Entrée en vigueur de la loi sur le cyberscore

La loi n°2022-309 du 3 mars 20221 pour la mise en place d’une certification de cybersécurité des plateformes numériques destinée au grand public est entrée en vigueur le 1er octobre 2023.

L’objectif de cette loi est de sensibiliser et d’éduquer les utilisateurs de plateformes en ligne à la cybersécurité.

La période de crise sanitaire liée au covid a accéléré la dématérialisation des données et les interdépendances humaines aux systèmes de communication numérique. Le recours à des plateformes ou à des solutions de messagerie, de visioconférence, s’est décuplé au cours de cette période.

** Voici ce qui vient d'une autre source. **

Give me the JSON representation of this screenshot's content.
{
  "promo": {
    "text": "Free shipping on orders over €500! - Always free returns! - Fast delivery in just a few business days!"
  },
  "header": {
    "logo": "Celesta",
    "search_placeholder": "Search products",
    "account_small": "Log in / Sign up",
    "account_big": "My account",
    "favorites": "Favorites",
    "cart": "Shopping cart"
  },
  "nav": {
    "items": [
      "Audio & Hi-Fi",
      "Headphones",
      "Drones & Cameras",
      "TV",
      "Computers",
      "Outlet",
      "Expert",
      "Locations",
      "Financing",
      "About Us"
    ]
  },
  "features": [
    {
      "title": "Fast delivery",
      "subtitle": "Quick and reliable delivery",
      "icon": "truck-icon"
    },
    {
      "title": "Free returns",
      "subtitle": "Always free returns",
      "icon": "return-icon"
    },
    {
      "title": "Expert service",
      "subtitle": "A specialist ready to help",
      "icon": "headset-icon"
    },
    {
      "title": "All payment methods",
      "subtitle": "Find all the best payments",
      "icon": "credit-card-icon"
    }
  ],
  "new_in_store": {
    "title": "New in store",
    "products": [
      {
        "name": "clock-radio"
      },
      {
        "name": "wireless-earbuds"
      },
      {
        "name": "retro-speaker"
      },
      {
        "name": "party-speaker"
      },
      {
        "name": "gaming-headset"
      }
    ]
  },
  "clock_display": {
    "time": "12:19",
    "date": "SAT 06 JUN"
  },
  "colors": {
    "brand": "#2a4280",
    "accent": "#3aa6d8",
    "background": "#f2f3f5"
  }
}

Ces services ont notamment été proposés par des acteurs américains, ce qui a posé des questions d’application des règles protectrices du droit de l’Union ou encore de l’hébergement des données.

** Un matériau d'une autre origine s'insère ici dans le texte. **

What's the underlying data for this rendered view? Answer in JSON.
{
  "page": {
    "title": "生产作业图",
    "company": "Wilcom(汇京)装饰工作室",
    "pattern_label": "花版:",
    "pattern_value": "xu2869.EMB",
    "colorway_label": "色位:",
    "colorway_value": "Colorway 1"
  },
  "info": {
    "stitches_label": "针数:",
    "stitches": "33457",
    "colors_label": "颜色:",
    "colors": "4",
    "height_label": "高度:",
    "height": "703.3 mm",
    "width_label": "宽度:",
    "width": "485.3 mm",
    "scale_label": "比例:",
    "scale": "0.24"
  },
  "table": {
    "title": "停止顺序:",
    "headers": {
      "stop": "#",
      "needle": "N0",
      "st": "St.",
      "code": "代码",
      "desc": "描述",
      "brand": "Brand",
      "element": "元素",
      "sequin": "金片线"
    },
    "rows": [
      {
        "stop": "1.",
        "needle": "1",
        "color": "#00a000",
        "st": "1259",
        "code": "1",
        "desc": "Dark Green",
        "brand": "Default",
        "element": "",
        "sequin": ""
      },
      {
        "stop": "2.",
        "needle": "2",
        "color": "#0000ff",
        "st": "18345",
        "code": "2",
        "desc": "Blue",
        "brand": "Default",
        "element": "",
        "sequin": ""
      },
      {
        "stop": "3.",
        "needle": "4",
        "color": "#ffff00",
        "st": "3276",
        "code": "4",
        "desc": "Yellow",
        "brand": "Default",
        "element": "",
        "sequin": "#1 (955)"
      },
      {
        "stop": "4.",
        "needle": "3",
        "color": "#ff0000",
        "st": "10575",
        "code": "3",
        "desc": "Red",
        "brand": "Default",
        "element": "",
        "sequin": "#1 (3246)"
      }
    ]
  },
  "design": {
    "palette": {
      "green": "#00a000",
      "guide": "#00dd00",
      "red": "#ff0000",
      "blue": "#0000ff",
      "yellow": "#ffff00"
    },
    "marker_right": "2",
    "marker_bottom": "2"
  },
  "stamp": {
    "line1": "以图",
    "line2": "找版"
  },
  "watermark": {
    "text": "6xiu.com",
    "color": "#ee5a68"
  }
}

Leur développement a aussi multiplié les risques et les atteintes liées à la cybersécurité, qui sont de plus en plus élaborées, telles que la captation des données personnelles, de données bancaires, l’usurpation d’identité, l’espionnage, les enregistrements frauduleux de réunions en ligne à l’insu des participants, voire le détournement d’image ou de voix pour l’élaboration de deep fake

Et ces failles ne sont pas exploitées uniquement envers les particuliers ; les systèmes informatiques des pouvoirs publics, des collectivités territoriales, des hôpitaux, ou encore des entreprises privées sont également largement visés.

La loi s’insère dans le développement d’une stratégie de maîtrise, de protection des données et de préservation de la souveraineté numérique

Pour sensibiliser sur les enjeux de sécurité numérique, la loi a introduit un système de cyberscore en créant l’article L. 111-7-3 dans le Code de la consommation.

Cet article va tout d’abord s’appliquer aux opérateurs de plateformes en lignes tels que désignés à l’article L. 111-7 du même code. Ces opérateurs sont « des personnes physiques ou morales proposant, à titre professionnel, de manière rémunérée ou non, un service de communication au public en ligne reposant sur le classement ou le référencement, au moyen d’algorithmes informatiques, de contenus, de biens ou de services proposés ou mis en ligne par des tiers, ou sur la mise en relation de plusieurs parties en vue de la vente d’un bien, de la fourniture d’un service ou de l’échange ou du partage d’un contenu, d’un bien ou d’un service ».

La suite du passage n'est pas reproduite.